The percentages of AD patients, OND and other sufficiently represented (N > 6) clinical conditions in each cluster are reported in Figure 3. Interestingly, not only AD but also PDD, DLB, and CBD had a relevant presence (>20%) in clusters 3–6. Conversely, MS, PSP, sMCI, and synucleinopathies without dementia (PD and MSA) majorly colocalize with OND in cluster 1. The composition of cluster 2 was instead highly variable, consisting in the totality of CJD subjects and relevant percentages (≥20%) of NPH, ENC, FTD, and VAD. Considering the distribution of clinically defined OND and AD subjects in the clusters together with the clusters data ranges with respect to the calculated biomarkers cut-off values, we decided to indicate cluster 1 as the “control” cluster and clusters 3–6 as “AD-clusters”. Grouping of the clusters and of the clinical diagnoses showed that cluster 1, the control cluster, was the most distant from the others, followed by cluster 2 which was included in a separated branch with respect to cluster 3–6. The clinical diagnosis showed also a peculiar grouping, with AD, PDD, and DLB in the same branch of the dendrogram, while the other conditions (mostly included in clusters 1 and 2) in a second large branch. CJD clustered separately from all the other conditions being characterized by high Aβ42/Aβ40 ratios and high t-tau values.

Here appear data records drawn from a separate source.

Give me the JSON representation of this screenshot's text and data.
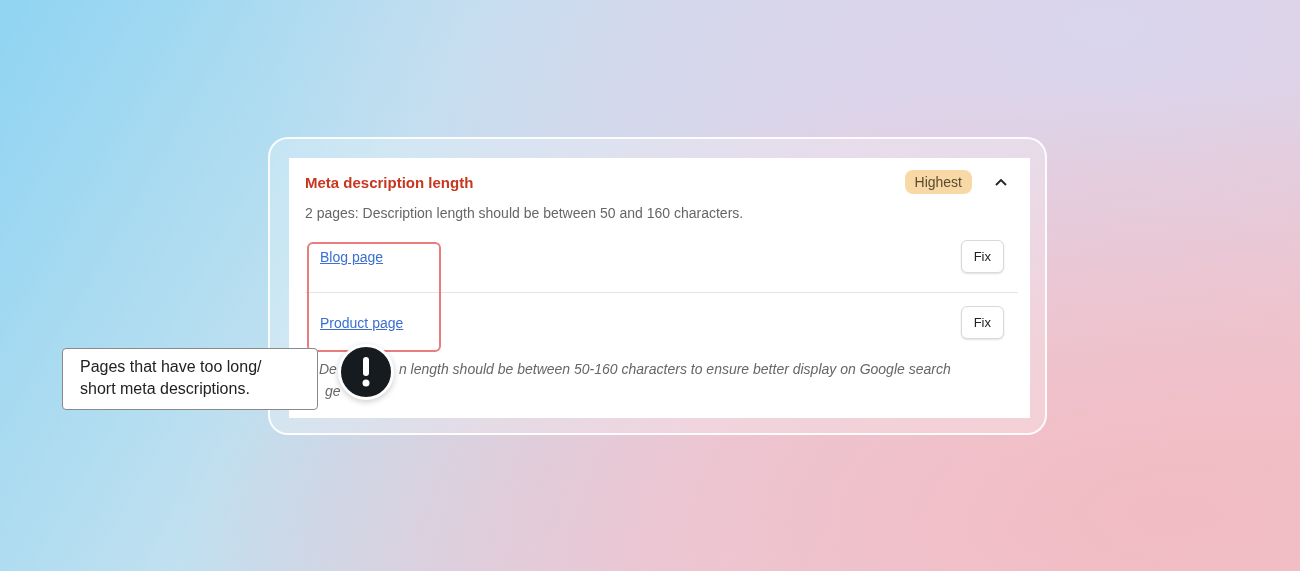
{
  "card": {
    "title": "Meta description length",
    "priority": "Highest",
    "expanded": true,
    "summary": "2 pages: Description length should be between 50 and 160 characters.",
    "pages": [
      {
        "label": "Blog page",
        "action": "Fix"
      },
      {
        "label": "Product page",
        "action": "Fix"
      }
    ],
    "note": {
      "line_1_start": "De",
      "line_1_end": "n length should be between 50-160 characters to ensure better display on Google search",
      "line_2": "ge"
    }
  },
  "callout": {
    "text": "Pages that have too long/ short meta descriptions."
  }
}
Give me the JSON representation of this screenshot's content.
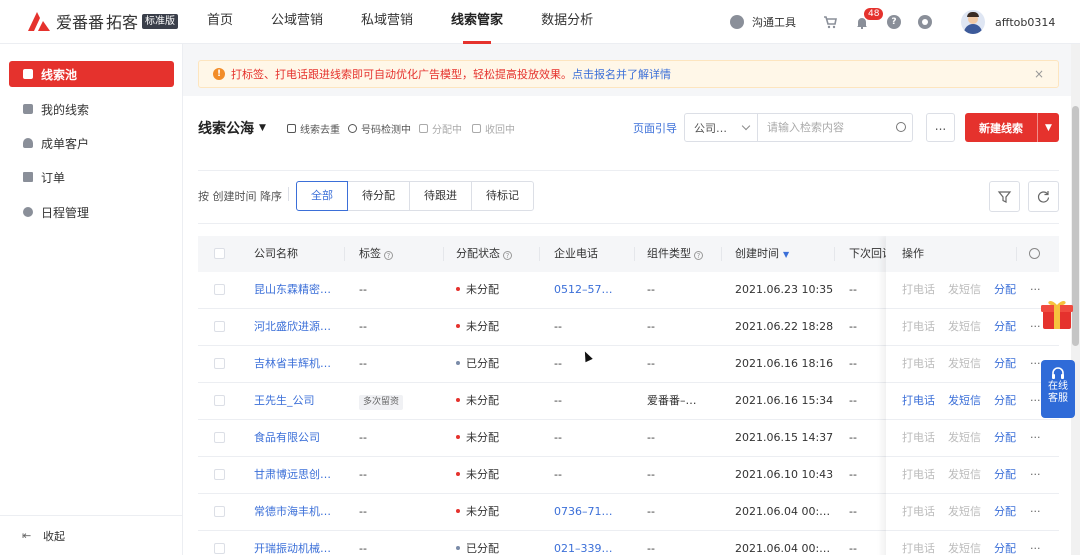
{
  "header": {
    "brand": "爱番番",
    "product": "拓客",
    "edition_badge": "标准版",
    "nav": [
      "首页",
      "公域营销",
      "私域营销",
      "线索管家",
      "数据分析"
    ],
    "active_nav": "线索管家",
    "comm_tool": "沟通工具",
    "notifications": "48",
    "username": "afftob0314"
  },
  "sidebar": {
    "items": [
      "线索池",
      "我的线索",
      "成单客户",
      "订单",
      "日程管理"
    ],
    "active": "线索池",
    "collapse_label": "收起"
  },
  "notice": {
    "text": "打标签、打电话跟进线索即可自动优化广告模型，轻松提高投放效果。",
    "link": "点击报名并了解详情",
    "close": "×"
  },
  "toolbar": {
    "title": "线索公海",
    "tools": [
      "线索去重",
      "号码检测中",
      "分配中",
      "收回中"
    ],
    "guide": "页面引导",
    "search_type": "公司…",
    "search_placeholder": "请输入检索内容",
    "more": "...",
    "new_lead": "新建线索"
  },
  "filters": {
    "sort_label": "按 创建时间 降序",
    "tabs": [
      "全部",
      "待分配",
      "待跟进",
      "待标记"
    ],
    "active": "全部"
  },
  "table": {
    "columns": [
      "公司名称",
      "标签",
      "分配状态",
      "企业电话",
      "组件类型",
      "创建时间",
      "下次回访",
      "操作"
    ],
    "actions": [
      "打电话",
      "发短信",
      "分配",
      "···"
    ],
    "rows": [
      {
        "company": "昆山东霖精密…",
        "tag": "--",
        "status": "未分配",
        "status_color": "#e5322d",
        "phone": "0512–57…",
        "component": "--",
        "created": "2021.06.23 10:35",
        "next": "--",
        "active": false
      },
      {
        "company": "河北盛欣进源…",
        "tag": "--",
        "status": "未分配",
        "status_color": "#e5322d",
        "phone": "--",
        "component": "--",
        "created": "2021.06.22 18:28",
        "next": "--",
        "active": false
      },
      {
        "company": "吉林省丰辉机…",
        "tag": "--",
        "status": "已分配",
        "status_color": "#7a8ba8",
        "phone": "--",
        "component": "--",
        "created": "2021.06.16 18:16",
        "next": "--",
        "active": false
      },
      {
        "company": "王先生_公司",
        "tag": "多次留资",
        "status": "未分配",
        "status_color": "#e5322d",
        "phone": "--",
        "component": "爱番番–…",
        "created": "2021.06.16 15:34",
        "next": "--",
        "active": true
      },
      {
        "company": "食品有限公司",
        "tag": "--",
        "status": "未分配",
        "status_color": "#e5322d",
        "phone": "--",
        "component": "--",
        "created": "2021.06.15 14:37",
        "next": "--",
        "active": false
      },
      {
        "company": "甘肃博远思创…",
        "tag": "--",
        "status": "未分配",
        "status_color": "#e5322d",
        "phone": "--",
        "component": "--",
        "created": "2021.06.10 10:43",
        "next": "--",
        "active": false
      },
      {
        "company": "常德市海丰机…",
        "tag": "--",
        "status": "未分配",
        "status_color": "#e5322d",
        "phone": "0736–71…",
        "component": "--",
        "created": "2021.06.04 00:…",
        "next": "--",
        "active": false
      },
      {
        "company": "开瑞振动机械…",
        "tag": "--",
        "status": "已分配",
        "status_color": "#7a8ba8",
        "phone": "021–339…",
        "component": "--",
        "created": "2021.06.04 00:…",
        "next": "--",
        "active": false
      }
    ]
  },
  "float": {
    "service_line1": "在线",
    "service_line2": "客服"
  }
}
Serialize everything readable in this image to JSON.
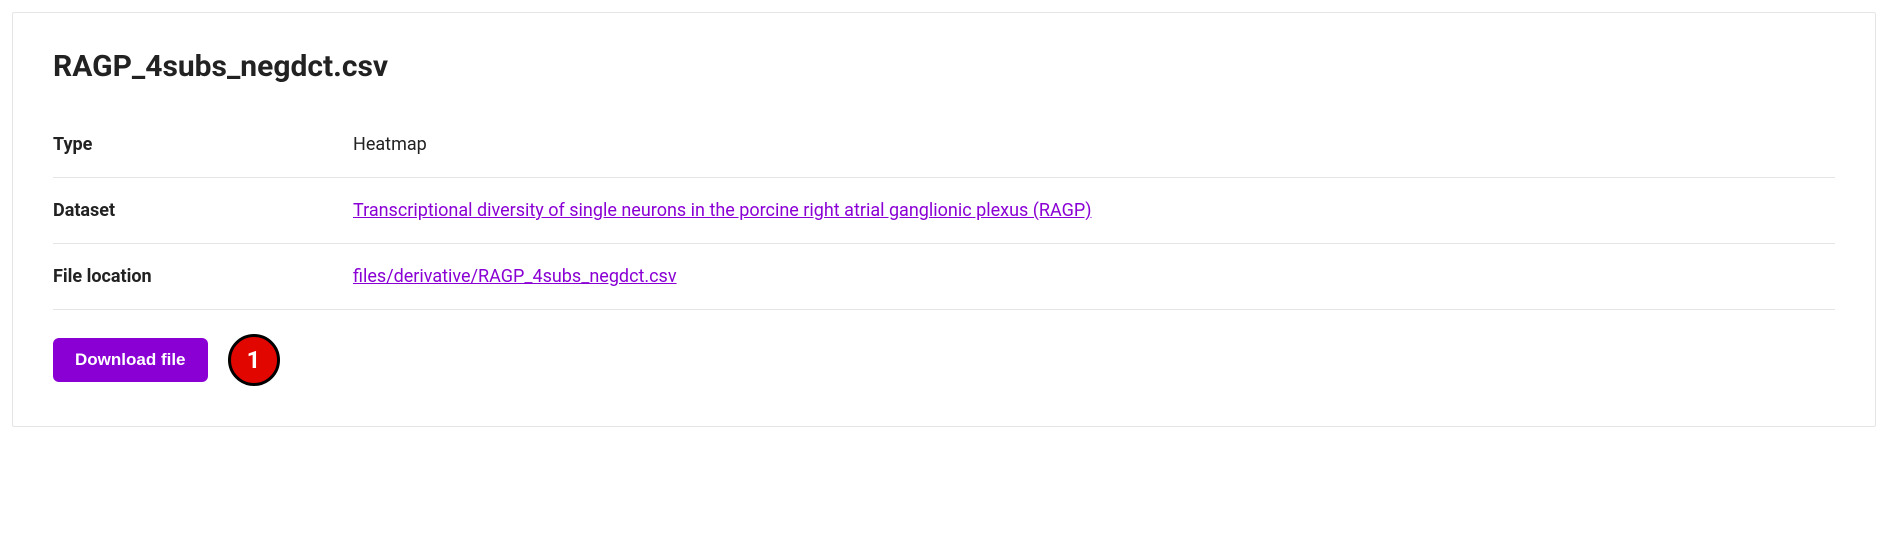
{
  "title": "RAGP_4subs_negdct.csv",
  "rows": {
    "type": {
      "label": "Type",
      "value": "Heatmap"
    },
    "dataset": {
      "label": "Dataset",
      "value": "Transcriptional diversity of single neurons in the porcine right atrial ganglionic plexus (RAGP)"
    },
    "file_location": {
      "label": "File location",
      "value": "files/derivative/RAGP_4subs_negdct.csv"
    }
  },
  "download_label": "Download file",
  "annotation": "1"
}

According to the prevalence of AD and OND in clusters 1–6, we calculated cut-off values for each biomarker considering AD vs. OND clinical diagnoses, control cluster vs. AD clusters and cluster 2 vs. AD clusters. The results are shown in Table 1.

We noticed that the cut-offs of the comparison control cluster vs. AD clusters were relatively similar to what obtained using the clinical diagnosis grouping (OND vs. AD), being mostly comprised within the 95% CI. Cut-off values for control cluster vs. AD clusters remained unchanged also by considering an age- and gender-matched subsets of the population (Supplementary Figure 2).

On the other hand, the cluster 2 vs. AD clusters comparison showed significant differences in the absolute values of cut-offs for t-tau and p-tau, while the Aβ42/Aβ40 ratio did not change significantly.